Uau. Para uma resposta tão curta, Kari conseguiu concluir e supor um bocado. Primeiro, ela estava certa sobre Erika ser muito ruim para conseguir uma vaga de líder de ginásio. Segundo, que os Rockets pareciam procurar lugares com líderes ruins para se abrigar, o que a levava para Cerulean. Terceiro, muito provavelmente os Rockets haviam conseguido manipular a fuga das irmãs mais velhas e experientes de Misty, obrigando-as a colocar a caçula inexperiente como líder. E quarto e mais assustador, pelo visto os Rockets tinham força dentro da Liga Pokémon, o suficiente para poderem escolher um líder de ginásio.
- Mais alguma pergunta?
- Bem... - Kari voltou a pensar. O Rocket não responderia algo importante caso ela perguntasse algo óbvio, mas se pudesse jogar com ele... - Esse lugar é um cemitério. É sério que vocês usam isso como base?
- Ei! Cale a boca! Tivemos muito trabalho em montar esse lugar!
- Bem, só estou dizendo que, para alguém que tem contato direto com o líder da equipe Rocket, seu local de trabalho parece um pouco mixuruca.
- Eu disse, quieta! - Ele a socou novamente no rosto. - Não fale do que não sabe! Esse lugar era uma grande base Rocket, mas estamos nos mudando. Eu sou tão importante na organização que fui mandado para supervisar a mudança, e até mesmo levar nossos novos produtos da Silph até nossa próxima empreitada.
Kari ficou quieta, pensando intensamente. A próxima pergunta, se fosse feita, seria sua última. Precisava analisar o que ela tinha até agora. Os Rockets estavam levando algo da Silph para algum outro lugar. Pelo jeito que ele falou, provavelmente não era Saffron, mas algo grande aconteceria nessa cidade. Sabrina era a líder do ginásio, e parecia forte o suficiente para dar trabalho a qualquer coisas que os criminosos fizessem. Para mandar esse idiota fazer uma tarefa, seria em um lugar mais calmo...
- Sabe, que tal eu não responder a sua próxima pergunta, hein? Que tal nos divertirmos até o líder chegar? - Perguntou o homem, se agachando novamente para ficar na mesma altura do rosto da garota, que continuava pensando. Conclua algo, Kari, gritava a si mesma. Os Rockets deveriam ir a algum lugar indefeso. Um lugar com líder fraco ou sem ginásio. Por algum motivo, a menção à Companhia Silph a lembrava de algo. Sentia que tinha algo em sua mente gritando, pedindo para ser notado...
Uma última memória foi notada em suas lembranças, a de um homem com paradeiro desconhecido. As informações bateram de forma repentina. Kari arregalou os olhos, e encarou o homem. - Vocês estão indo para --
A porta se abriu com força, e dois Rockets entraram na sala. O captor de Kari se levantou para cumprimentá-los, mas os dois o socaram e o imobilizaram. Ele ofegou e cuspiu sangue no chão, quando uma voz surgiu do corredor escuro.

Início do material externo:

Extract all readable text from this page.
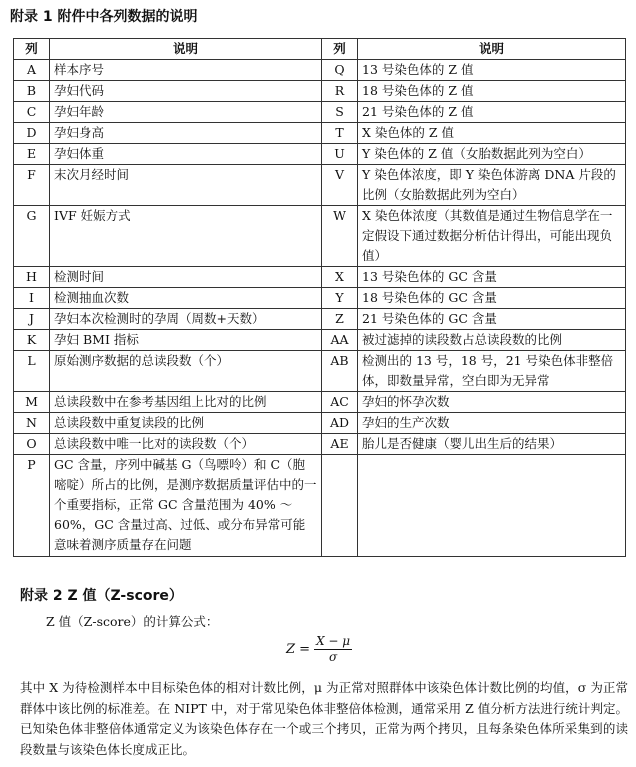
附录 1 附件中各列数据的说明
列	说明	列	说明
A	样本序号	Q	13 号染色体的 Z 值
B	孕妇代码	R	18 号染色体的 Z 值
C	孕妇年龄	S	21 号染色体的 Z 值
D	孕妇身高	T	X 染色体的 Z 值
E	孕妇体重	U	Y 染色体的 Z 值（女胎数据此列为空白）
F	末次月经时间	V	Y 染色体浓度，即 Y 染色体游离 DNA 片段的比例（女胎数据此列为空白）
G	IVF 妊娠方式	W	X 染色体浓度（其数值是通过生物信息学在一定假设下通过数据分析估计得出，可能出现负值）
H	检测时间	X	13 号染色体的 GC 含量
I	检测抽血次数	Y	18 号染色体的 GC 含量
J	孕妇本次检测时的孕周（周数+天数）	Z	21 号染色体的 GC 含量
K	孕妇 BMI 指标	AA	被过滤掉的读段数占总读段数的比例
L	原始测序数据的总读段数（个）	AB	检测出的 13 号，18 号，21 号染色体非整倍体，即数量异常，空白即为无异常
M	总读段数中在参考基因组上比对的比例	AC	孕妇的怀孕次数
N	总读段数中重复读段的比例	AD	孕妇的生产次数
O	总读段数中唯一比对的读段数（个）	AE	胎儿是否健康（婴儿出生后的结果）
P	GC 含量，序列中碱基 G（鸟嘌呤）和 C（胞嘧啶）所占的比例，是测序数据质量评估中的一个重要指标，正常 GC 含量范围为 40% ～ 60%，GC 含量过高、过低、或分布异常可能意味着测序质量存在问题		
附录 2 Z 值（Z-score）
Z 值（Z-score）的计算公式：
$Z = \frac{X - \mu}{\sigma}$
其中 X 为待检测样本中目标染色体的相对计数比例，μ 为正常对照群体中该染色体计数比例的均值，σ 为正常群体中该比例的标准差。在 NIPT 中，对于常见染色体非整倍体检测，通常采用 Z 值分析方法进行统计判定。已知染色体非整倍体通常定义为该染色体存在一个或三个拷贝，正常为两个拷贝，且每条染色体所采集到的读段数量与该染色体长度成正比。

- Alan. Devo lhe dizer que seus métodos foram... insatisfatórios. - A voz era profunda e lenta, e os cabelos da nuca de Kari se arrepiaram ao ouví-la.
- Senhor? Senhor, eu--
- Silêncio! Você sequestrou uma civil e levou-a até nossa base? O quê, em nome dos Rockets, você estava pensando?
- Eu, eu... Ela é uma ameaça, senhor! Ela vem nos atrapalhado desde o Monte da Lua! Senhor, eu...
O homem acenou na escuridão, e um dos capangas partiu sem hesitar o pescoço de Alan. Kari sobressaltou na cadeira, observando o corpo do homem deslizar para o chão.
- Apenas ignorantes como você são atrapalhados por uma garota. Nós somos os Rockets. - Ele se virou para os capangas. - Queimem esse lugar. Foi comprometido. - Os homens fecharam a porta, e Kari viu desesperada o fogo se propagar do outro lado.
- Ei! EI! VOLTEM AQUI! - O fogo aumentava no corredor, e a fumaça começava a entrar no quarto. Kari tentou se levantar da cadeira, mas caiu no processo. Se sacudiu violentamente, mas as cordas estavam bem apertadas. Seu desespero foi crescendo exponencialmente, e o quarto ia ficando mais negro.
As chamas chegaram até a porta, e a consumiram com gula. Kari tentou se arrastar para longe, mas tudo que conseguiu foi girar o corpo. A fumaça já ardia em seus olhos, e ela começou a tossir fortemente. Como foi que escapei do S.S.Anne, pensou enquanto tentava se livrar das amarras, com a força reduzindo a cada instante. Se lembrou que Nala havia a salvado, mas nenhum Pokémon estava a sua vista.
Quando estava quase sem forças, um buraco surgiu no teto. Estava bastante escuro para ver o que estava acontecendo, mas o contorno de Zelda surgiu na escuridão, batendo as asas para espalhar a fumaça.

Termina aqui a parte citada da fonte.